Corticotropin-releasing factor (CRF) plays a central role in the regulation of the stress axis. In mammals, CRF as well as its receptors and its CRF-binding protein (CRF-BP) are expressed in a variety of organs and tissues outside the central nervous system. One of these extrahypothalamic sites is the adrenal gland, where the paracrine actions of adrenal CRF influence cortical steroidogenesis and adrenal blood flow. Although the central role of CRF signaling in the initiation and regulation of the stress response has now been established throughout vertebrates, information about the possible peripheral presence of CRF in earlier vertebrate lineages is scant. We established the expression of CRF, CRF-BP, and the CRF receptor 1 in a panel of peripheral organs of common carp (Cyprinus carpio). Out of all the peripheral organs tested, CRF and CRF-BP are most abundantly expressed in the carp head kidney, the fish equivalent of the mammalian adrenal gland.
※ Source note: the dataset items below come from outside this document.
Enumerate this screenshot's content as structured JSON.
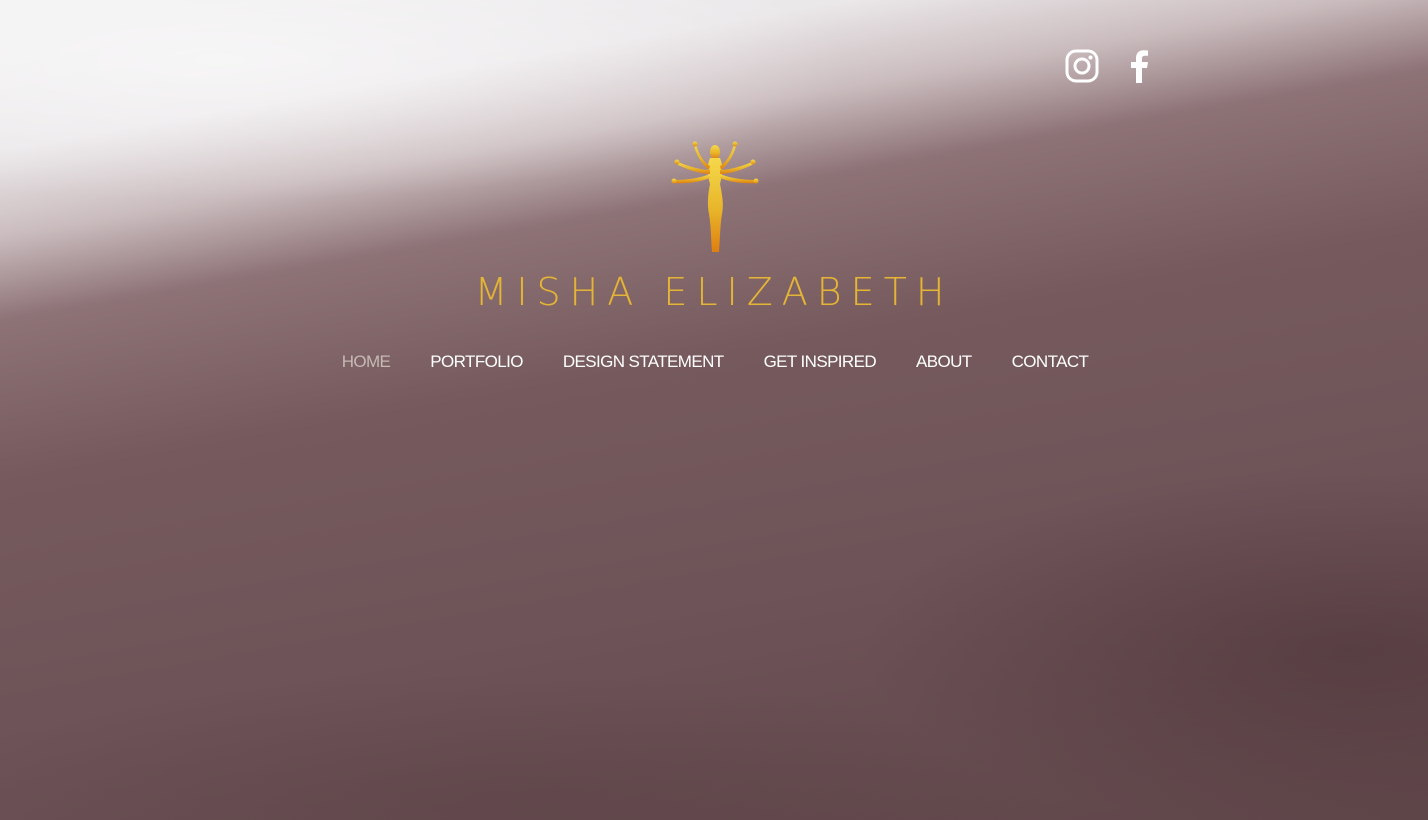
{
  "site": {
    "brand_name": "MISHA ELIZABETH",
    "logo_icon": "golden-goddess-figure-icon"
  },
  "social": [
    {
      "name": "instagram-icon"
    },
    {
      "name": "facebook-icon"
    }
  ],
  "nav": {
    "items": [
      {
        "label": "HOME",
        "active": true
      },
      {
        "label": "PORTFOLIO"
      },
      {
        "label": "DESIGN STATEMENT"
      },
      {
        "label": "GET INSPIRED"
      },
      {
        "label": "ABOUT"
      },
      {
        "label": "CONTACT"
      }
    ]
  },
  "colors": {
    "brand_gold": "#e2b43c",
    "nav_active": "#c7b9b3",
    "nav_text": "#ffffff",
    "background": "#72585c"
  }
}
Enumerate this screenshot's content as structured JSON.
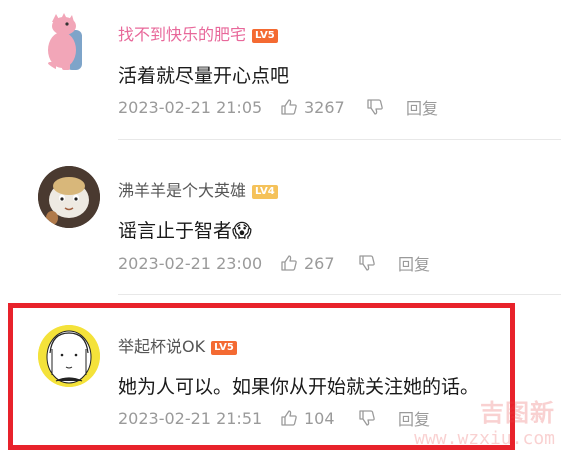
{
  "colors": {
    "username_pink": "#e8689a",
    "username_gray": "#555555",
    "badge_red": "#f46a32",
    "badge_yellow": "#f5c25a",
    "highlight": "#e8222b"
  },
  "comments": [
    {
      "username": "找不到快乐的肥宅",
      "level": "LV5",
      "text": "活着就尽量开心点吧",
      "time": "2023-02-21 21:05",
      "likes": "3267",
      "reply_label": "回复",
      "avatar_icon": "pink-dinosaur-avatar"
    },
    {
      "username": "沸羊羊是个大英雄",
      "level": "LV4",
      "text": "谣言止于智者",
      "emoji": "😱",
      "time": "2023-02-21 23:00",
      "likes": "267",
      "reply_label": "回复",
      "avatar_icon": "sheep-avatar"
    },
    {
      "username": "举起杯说OK",
      "level": "LV5",
      "text": "她为人可以。如果你从开始就关注她的话。",
      "time": "2023-02-21 21:51",
      "likes": "104",
      "reply_label": "回复",
      "avatar_icon": "sketch-girl-avatar"
    }
  ],
  "watermark": {
    "title": "吉图新",
    "url": "www.wzxiu.com"
  }
}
This expression localizes to chromaffin cells. Furthermore, detectable quantities of CRF are released from the intact head kidney following in vitro stimulation with 8-bromo-cAMP in a superfusion setup. The presence of CRF and CRF-BP within the chromaffin compartment of the head kidney suggests that a pathway homologous to the mammalian intra-adrenal CRF system is present in the head kidney of fish. It follows that such a system to locally fine-tune the outcome of the centrally initiated stress response has been an integral part of the vertebrate endocrine system since the common ancestor of teleostean fishes and mammals.